A severe monk
Pope St Gregory I was born around 540 in Rome to a wealthy family who owned estates in Sicily.
He was well educated and became an expert in law. Following in his father’s footsteps he was appointed prefect of Rome, aged 33.
After his father passed away, Gregory arranged for the family villa in Rome to be converted into a monastery, which stands today as the San Gregorio Magno al Celio.
Gregory became a monk known for his severity. When a dying monk confessed to him on his deathbed that he had stolen three pieces of gold, Gregory ordered that he be left to die alone and that his body be thrown on a dung heap with the gold (though he had a change of heart and instead offered 30 masses for the monk’s soul).

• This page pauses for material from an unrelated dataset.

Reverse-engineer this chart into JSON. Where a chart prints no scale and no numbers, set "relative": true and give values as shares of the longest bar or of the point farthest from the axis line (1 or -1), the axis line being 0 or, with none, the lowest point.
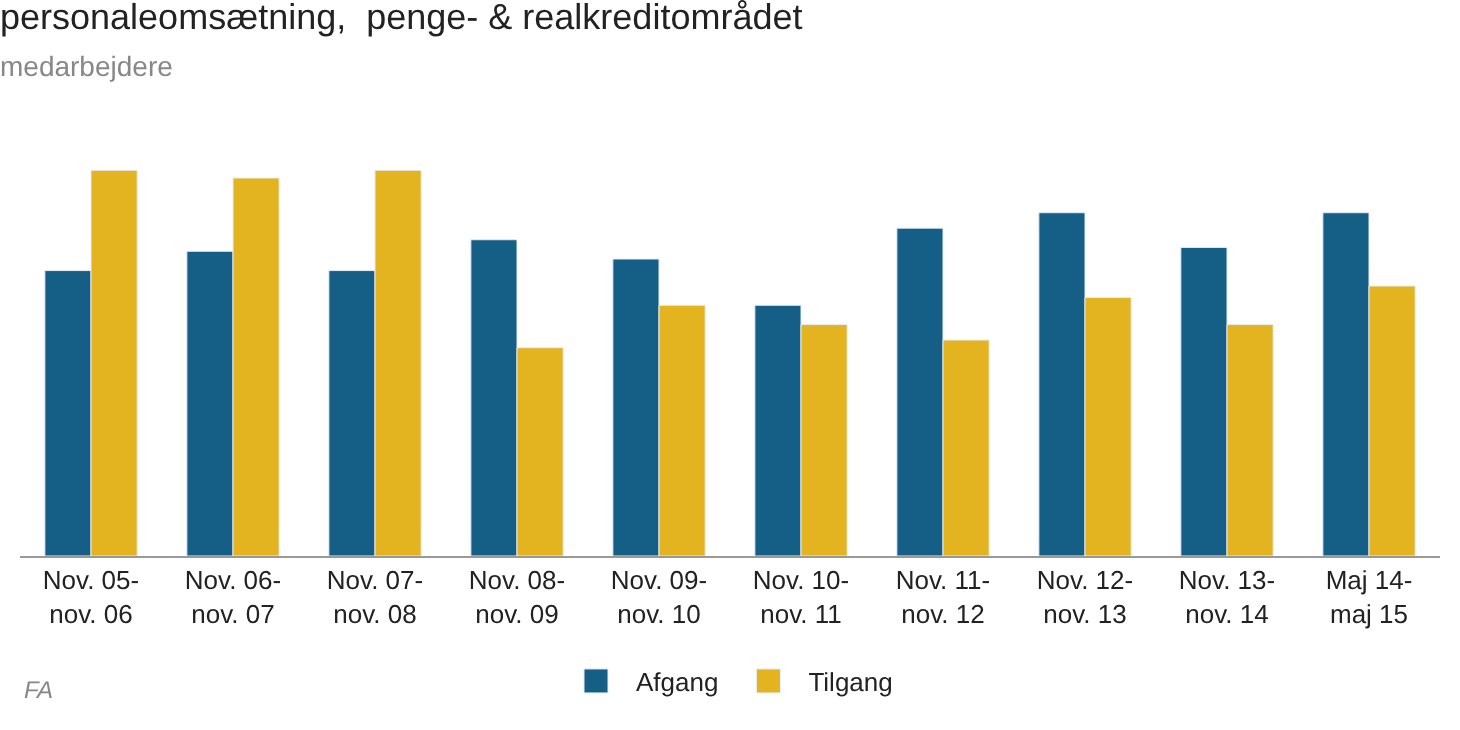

Pope Pelagius II, who reigned from 579 to 590, chose Gregory to serve as an ambassador to the imperial court in Constantinople and after his death Gregory was proclaimed pope.
Changes to the Mass
Gregory did not want the burden of office and preferred monastic life. He also put a great emphasis on missionary work: it was he who dispatched St Augustine to Kent in 597 to preach the Word.
Pope Gregory made changes to the Mass including the position of the Our Father. It is also believed that he established cantus planus, known in England as plainchant or Gregorian chant.
When a famine struck in Rome in 590, he ordered the Church to use its assets to feed the poor and he refused to eat until they had been fed.
Pope Gregory died in 604 AD and was immediately declared a saint.